Genomic DNA was extracted and TNFὰ–308 promoter and T676G TNF-RII polymorphism was evaluated using the PCR-RFLP method in 60 JIA patients treated with etanercept. Time cut of point for outcome data analysis was 4 years.
Average duration of etanercept therapy was 34.61±12.11 months. Disease subtype distribution was 6.78% systemic, 54.24% poly RF- and extended-oligo, 18.64% poly RF+, 16.95% ERA and 3.38 PsA. The distribution of TNFὰ308 and T676G genotypes was not significantly different among JIA subtypes. TNFὰ308 genotypes distribution was 6.78% AA, 30.51% GG and 62.71% GA while T676G genotypes were 59.3% TT, 8.3% GG and 26.4% TG. T676G genotype polymorphism did not significantly influenced outcome. ACR Pedi 30,50,70 and 100 improvement was significantly faster and sustained in TNFὰ308 GG-genotype patients compared to GA genotype (results shown in table:*significant compared to 1 year; a-significant compared to GG). Treatment induced remission in 35.14%, had to be reintroduced due to disease worsening in 16.22%, disease was in remission under medication in 21.62% or still active in 24.32% GA patients and in 38.9%, 16.7%, 27.8% and 11.1% in GG patients, respectively. Patients with systemic or RF+ disease course were mostly treatment resistant in both genotypes. (Table 1)

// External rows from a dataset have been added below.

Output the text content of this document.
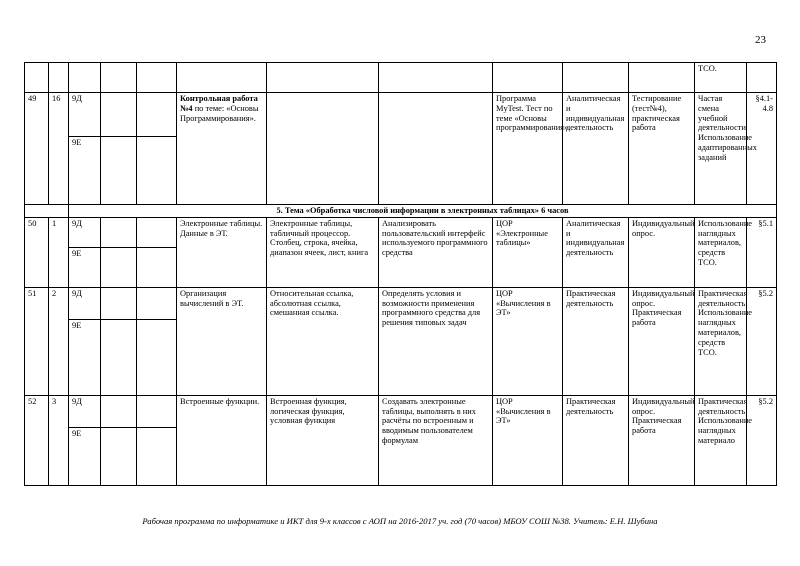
23
											ТСО.	
49	16	9Д			Контрольная работа №4 по теме: «Основы Программирования».			Программа MyTest. Тест по теме «Основы программирования».	Аналитическая и индивидуальная деятельность	Тестирование (тест№4), практическая работа	Частая смена учебной деятельности Использование адаптированных заданий	§4.1-4.8
		9Е										
		5. Тема «Обработка числовой информации в электронных таблицах» 6 часов										
50	1	9Д			Электронные таблицы. Данные в ЭТ.	Электронные таблицы, табличный процессор. Столбец, строка, ячейка, диапазон ячеек, лист, книга	Анализировать пользовательский интерфейс используемого программного средства	ЦОР «Электронные таблицы»	Аналитическая и индивидуальная деятельность	Индивидуальный опрос.	Использование наглядных материалов, средств ТСО.	§5.1
		9Е										
51	2	9Д			Организация вычислений в ЭТ.	Относительная ссылка, абсолютная ссылка, смешанная ссылка.	Определять условия и возможности применения программного средства для решения типовых задач	ЦОР «Вычисления в ЭТ»	Практическая деятельность	Индивидуальный опрос. Практическая работа	Практическая деятельность Использование наглядных материалов, средств ТСО.	§5.2
		9Е										
52	3	9Д			Встроенные функции.	Встроенная функция, логическая функция, условная функция	Создавать электронные таблицы, выполнять в них расчёты по встроенным и вводимым пользователем формулам	ЦОР «Вычисления в ЭТ»	Практическая деятельность	Индивидуальный опрос. Практическая работа	Практическая деятельность Использование наглядных материало	§5.2
		9Е										
Рабочая программа по информатике и ИКТ для 9-х классов с АОП на 2016-2017 уч. год (70 часов) МБОУ СОШ №38. Учитель: Е.Н. Шубина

JIA patients with GG TNFὰ308 genotype can achieve better outcome and etanercept treatment can be stopped earlier compared to GA genotype patients who need two years of treatment to achieve same results. TNFὰ308 genotype could be useful clinical predictive biomarker for treatment response in all disease subtypes except systemic and RF positive JIA.